There was a moment during the march when a speaker acknowledged those of us who were wearing green shirts and asked that others reach out and give us a hug. I was overwhelmed by the number of people who came up to me to give a hug; overwhelmed and moved, a complete sense of shared deep caring and concern; I was embraced by love and understanding. A collective shared loss, very moving and healing.
As the sun set and our candles were lit in remembrance, a sense of purpose, hope and shared commitment filled the lawn and we all dispersed into the night feeling forever changed and forever impacted by the stories, the words of Patrick Kennedy giving us a sense of collective power that an influential colleague cared enough to break the silence of secrecy to say, “NO more”; mental illness is a national issue and it should be treated with the same dignity that all other major health issues are treated.

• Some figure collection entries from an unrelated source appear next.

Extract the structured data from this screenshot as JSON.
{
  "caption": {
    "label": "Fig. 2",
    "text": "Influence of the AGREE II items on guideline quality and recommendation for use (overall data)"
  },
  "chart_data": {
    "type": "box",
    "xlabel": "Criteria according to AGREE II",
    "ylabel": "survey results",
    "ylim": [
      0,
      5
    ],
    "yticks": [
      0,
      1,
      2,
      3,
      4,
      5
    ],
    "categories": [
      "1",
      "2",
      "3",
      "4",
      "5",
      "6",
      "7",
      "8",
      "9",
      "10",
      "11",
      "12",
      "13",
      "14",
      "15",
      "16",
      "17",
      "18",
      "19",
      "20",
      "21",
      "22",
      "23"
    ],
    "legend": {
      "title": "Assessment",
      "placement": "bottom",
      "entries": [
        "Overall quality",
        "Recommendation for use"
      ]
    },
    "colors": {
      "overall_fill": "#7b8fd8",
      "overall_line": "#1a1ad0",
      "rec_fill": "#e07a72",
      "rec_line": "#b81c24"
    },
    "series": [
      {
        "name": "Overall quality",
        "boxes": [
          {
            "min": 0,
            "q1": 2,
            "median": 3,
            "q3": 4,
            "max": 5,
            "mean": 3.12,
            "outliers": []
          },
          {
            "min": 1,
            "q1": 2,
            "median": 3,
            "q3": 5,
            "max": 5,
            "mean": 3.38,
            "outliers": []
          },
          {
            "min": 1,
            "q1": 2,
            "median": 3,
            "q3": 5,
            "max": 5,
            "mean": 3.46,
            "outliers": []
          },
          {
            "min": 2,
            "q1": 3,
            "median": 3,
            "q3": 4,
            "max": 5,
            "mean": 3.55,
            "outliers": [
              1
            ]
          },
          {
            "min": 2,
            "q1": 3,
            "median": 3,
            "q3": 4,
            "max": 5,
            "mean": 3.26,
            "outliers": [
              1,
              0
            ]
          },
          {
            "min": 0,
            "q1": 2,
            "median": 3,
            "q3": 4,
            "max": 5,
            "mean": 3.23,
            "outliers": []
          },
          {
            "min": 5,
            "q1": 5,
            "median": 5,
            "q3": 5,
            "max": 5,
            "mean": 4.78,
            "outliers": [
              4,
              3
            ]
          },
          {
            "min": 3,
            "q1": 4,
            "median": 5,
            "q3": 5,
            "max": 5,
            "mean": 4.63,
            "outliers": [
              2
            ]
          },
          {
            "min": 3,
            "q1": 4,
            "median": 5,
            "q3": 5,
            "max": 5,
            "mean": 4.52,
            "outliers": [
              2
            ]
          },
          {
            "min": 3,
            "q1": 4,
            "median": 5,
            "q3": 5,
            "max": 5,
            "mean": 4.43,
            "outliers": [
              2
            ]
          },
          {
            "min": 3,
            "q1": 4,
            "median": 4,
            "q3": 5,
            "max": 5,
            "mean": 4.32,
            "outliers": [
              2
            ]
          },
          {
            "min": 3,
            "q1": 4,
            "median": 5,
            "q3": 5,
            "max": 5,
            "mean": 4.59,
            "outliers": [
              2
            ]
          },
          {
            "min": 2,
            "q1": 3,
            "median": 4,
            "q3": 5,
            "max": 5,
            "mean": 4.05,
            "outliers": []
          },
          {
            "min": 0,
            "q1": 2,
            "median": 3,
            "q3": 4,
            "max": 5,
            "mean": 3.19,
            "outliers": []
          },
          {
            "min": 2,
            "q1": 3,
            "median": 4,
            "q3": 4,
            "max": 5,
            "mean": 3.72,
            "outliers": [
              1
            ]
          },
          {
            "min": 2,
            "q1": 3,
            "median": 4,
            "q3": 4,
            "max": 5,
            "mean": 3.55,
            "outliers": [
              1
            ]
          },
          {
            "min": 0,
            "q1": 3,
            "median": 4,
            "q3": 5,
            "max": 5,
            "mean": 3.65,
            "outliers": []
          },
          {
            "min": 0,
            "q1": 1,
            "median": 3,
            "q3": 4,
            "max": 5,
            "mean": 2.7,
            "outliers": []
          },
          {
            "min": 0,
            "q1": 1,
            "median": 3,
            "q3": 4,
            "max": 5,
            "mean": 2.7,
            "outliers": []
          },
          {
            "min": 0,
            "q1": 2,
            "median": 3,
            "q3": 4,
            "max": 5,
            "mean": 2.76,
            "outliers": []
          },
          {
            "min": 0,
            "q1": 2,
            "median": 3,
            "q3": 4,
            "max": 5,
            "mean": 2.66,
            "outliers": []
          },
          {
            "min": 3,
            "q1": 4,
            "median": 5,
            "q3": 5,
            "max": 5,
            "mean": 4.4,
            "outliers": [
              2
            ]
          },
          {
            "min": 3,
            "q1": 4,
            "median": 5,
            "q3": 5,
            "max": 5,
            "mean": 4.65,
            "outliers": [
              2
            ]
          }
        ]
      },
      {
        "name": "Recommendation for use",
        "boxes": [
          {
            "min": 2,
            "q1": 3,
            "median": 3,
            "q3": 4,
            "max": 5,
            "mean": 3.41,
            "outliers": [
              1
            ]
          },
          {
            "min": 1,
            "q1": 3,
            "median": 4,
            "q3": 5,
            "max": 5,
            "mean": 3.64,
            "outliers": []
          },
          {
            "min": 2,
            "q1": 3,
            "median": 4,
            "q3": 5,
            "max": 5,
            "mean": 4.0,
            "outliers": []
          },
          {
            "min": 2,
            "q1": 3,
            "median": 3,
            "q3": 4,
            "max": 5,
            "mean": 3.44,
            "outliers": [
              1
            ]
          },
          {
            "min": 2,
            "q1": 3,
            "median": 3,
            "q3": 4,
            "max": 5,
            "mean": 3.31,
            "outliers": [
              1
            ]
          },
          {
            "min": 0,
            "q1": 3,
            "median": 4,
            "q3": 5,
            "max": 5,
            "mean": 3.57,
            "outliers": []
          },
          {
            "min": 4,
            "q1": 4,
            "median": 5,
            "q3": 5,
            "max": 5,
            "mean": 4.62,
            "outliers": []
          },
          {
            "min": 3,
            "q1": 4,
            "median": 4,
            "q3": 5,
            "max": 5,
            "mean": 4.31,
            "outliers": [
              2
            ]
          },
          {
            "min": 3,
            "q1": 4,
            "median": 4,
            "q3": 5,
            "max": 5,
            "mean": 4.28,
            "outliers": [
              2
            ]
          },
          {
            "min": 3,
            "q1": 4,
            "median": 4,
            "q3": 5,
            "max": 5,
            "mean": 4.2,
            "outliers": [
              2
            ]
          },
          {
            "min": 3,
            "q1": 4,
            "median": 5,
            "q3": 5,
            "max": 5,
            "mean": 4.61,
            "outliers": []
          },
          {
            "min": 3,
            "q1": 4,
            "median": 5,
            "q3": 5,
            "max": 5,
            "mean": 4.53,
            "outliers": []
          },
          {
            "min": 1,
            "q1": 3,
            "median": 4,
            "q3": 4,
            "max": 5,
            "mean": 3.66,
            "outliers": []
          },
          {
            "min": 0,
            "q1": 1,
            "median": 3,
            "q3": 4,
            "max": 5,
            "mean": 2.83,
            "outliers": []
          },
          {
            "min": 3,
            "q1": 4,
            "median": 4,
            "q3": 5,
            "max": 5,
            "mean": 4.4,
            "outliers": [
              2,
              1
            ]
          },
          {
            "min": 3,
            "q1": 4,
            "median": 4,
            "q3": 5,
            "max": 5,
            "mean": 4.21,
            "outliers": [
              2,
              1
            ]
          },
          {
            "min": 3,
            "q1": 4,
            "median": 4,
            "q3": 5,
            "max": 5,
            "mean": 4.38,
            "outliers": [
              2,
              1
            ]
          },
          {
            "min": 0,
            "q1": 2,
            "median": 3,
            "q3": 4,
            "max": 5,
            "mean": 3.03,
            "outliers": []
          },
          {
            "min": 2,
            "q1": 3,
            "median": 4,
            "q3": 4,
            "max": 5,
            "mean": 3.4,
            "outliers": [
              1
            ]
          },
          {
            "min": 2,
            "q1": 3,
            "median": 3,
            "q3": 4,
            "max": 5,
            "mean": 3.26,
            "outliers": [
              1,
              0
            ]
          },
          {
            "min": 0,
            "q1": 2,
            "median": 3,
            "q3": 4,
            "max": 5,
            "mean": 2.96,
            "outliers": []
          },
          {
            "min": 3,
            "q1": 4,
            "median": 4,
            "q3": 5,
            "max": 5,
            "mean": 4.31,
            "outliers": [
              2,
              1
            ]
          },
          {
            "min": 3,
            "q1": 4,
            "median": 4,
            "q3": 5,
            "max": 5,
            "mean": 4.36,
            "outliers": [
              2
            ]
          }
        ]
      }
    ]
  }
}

This powerful speech gave us all a sense of sincere understanding and caring about the issues associated with ED and the importance of why we were there. Our purpose and need to have our concerns heard was acknowledged and validated; we all left feeling a sense of accomplishment and inspired for lobbying the next day. There was a common sense of purpose, a reason to come from all across the country to say change must happen, no one should die from ED, not one should suffer for years and years; recovery is the answer.
The MOM March 2015: a powerful and amazing experience that has inspired me to continue to fight for those we have lost and for those who struggle. For me, it is a sense of fighting for my daughter and all the sons and daughters, moms, fathers, sisters and brothers around the world who are impacted by ED and the devastating ripple effect that is left in its wake. Recovery is the only answer. ED is a treatable illness, no one should die.